By David Tuller, DrPH
Carol Monaghan, a member of Parliament from the Glasgow area, has done it again. This week she is spearheading a three-hour debate in the House of Commons about the awful situation confronting ME patients in the UK. (The organizers of this debate are using ME, not CFS or ME/CFS or CFS/ME. As readers know, the issue of what to call the disease or cluster of diseases is fraught.)
This will be the third parliamentary debate she has organized in the last year. The difference this time around is that the debate will be held in the House of Commons itself, not in Westminster Hall like the first two. House of Commons debates are a much bigger deal. They tend to receive more press attention and have a greater potential impact on policy developments going forward. They also allow for a vote on a motion put forward by the organizers. (Of course, given Brexit insanity, it’s unclear how much coverage anything else will get, just as Trump insanity overwhelms every other issue in U.S. news coverage.)
The first two debates were held in February and June. In these initial forays, Monaghan focused on the PACE trial, among other issues. In doing so, she provided the single most damning quote about the study that I’ve heard from anyone in UK politics. I think that when the full details of the trial become known, it will be considered one of the biggest medical scandals of the 21st century, she declared.

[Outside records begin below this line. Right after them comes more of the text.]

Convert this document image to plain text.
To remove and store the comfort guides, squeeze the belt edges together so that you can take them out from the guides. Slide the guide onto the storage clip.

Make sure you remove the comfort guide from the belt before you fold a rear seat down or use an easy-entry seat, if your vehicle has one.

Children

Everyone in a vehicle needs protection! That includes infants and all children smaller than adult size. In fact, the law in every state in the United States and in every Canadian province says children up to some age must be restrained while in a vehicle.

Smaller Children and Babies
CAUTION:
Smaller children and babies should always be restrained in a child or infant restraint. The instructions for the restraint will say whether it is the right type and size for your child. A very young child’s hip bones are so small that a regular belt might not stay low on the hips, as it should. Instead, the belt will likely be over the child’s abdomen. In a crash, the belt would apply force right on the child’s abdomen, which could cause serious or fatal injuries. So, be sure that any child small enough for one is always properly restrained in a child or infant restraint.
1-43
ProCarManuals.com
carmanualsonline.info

(I have suggested that this claim is too modest. When the full details become known, it could be considered one of the biggest medical scandals of the millennium, even though the millennium is only 19 years old.)
Along with three other MPs, Monaghan presented her case for the new debate in late October. More than 30 MPs overall supported the call for the House of Commons debate, so the push is a cross-party affair, not a partisan issue. Apparently members from across the political spectrum have recognized the stunning failures of the UK medical and academic establishments in this particular situation. Many undoubtedly became aware of the problems through contact with constituents suffering from the illness, which is how Monaghan stumbled onto it. Before that, she said, she knew next to nothing about the issue or about the PACE trial.
(Here is a Q-and-A with Carol Monaghan I posted last March.)
The motion proposed for consideration touches multiple important bases. Here it is:
That this House calls on the Government to provide increased funding for biomedical research into the diagnosis and treatment of ME, supports the suspension of Graded Exercise Therapy and Cognitive Behaviour Therapy as means of treatment, supports updated training of GPs and medical professionals to ensure they are equipped with clear guidance on diagnosis of ME and appropriate management advice to reflect international consensus on best practice, and is concerned about the current trends of subjecting ME families to unjustified child protection procedures.
In addition to these critical issues, it is my hope that one of the presenting MPs specifically calls out both the University of Bristol for its scientifically invalid research into pediatric manifestations of the illness and BMJ for publishing these bogus studies. I have documented over and over that this research violates multiple core methodological and ethical principles and should never have been published in the first place. Yet instead of taking action to correct the scientific record, BMJ has stonewalled and, in some instances, conveyed false information or absurd arguments in its defense. The Bristol University vice chancellor, for his part, has filed multiple complaints with Berkeley to try to shut me up. That obviously hasn’t worked.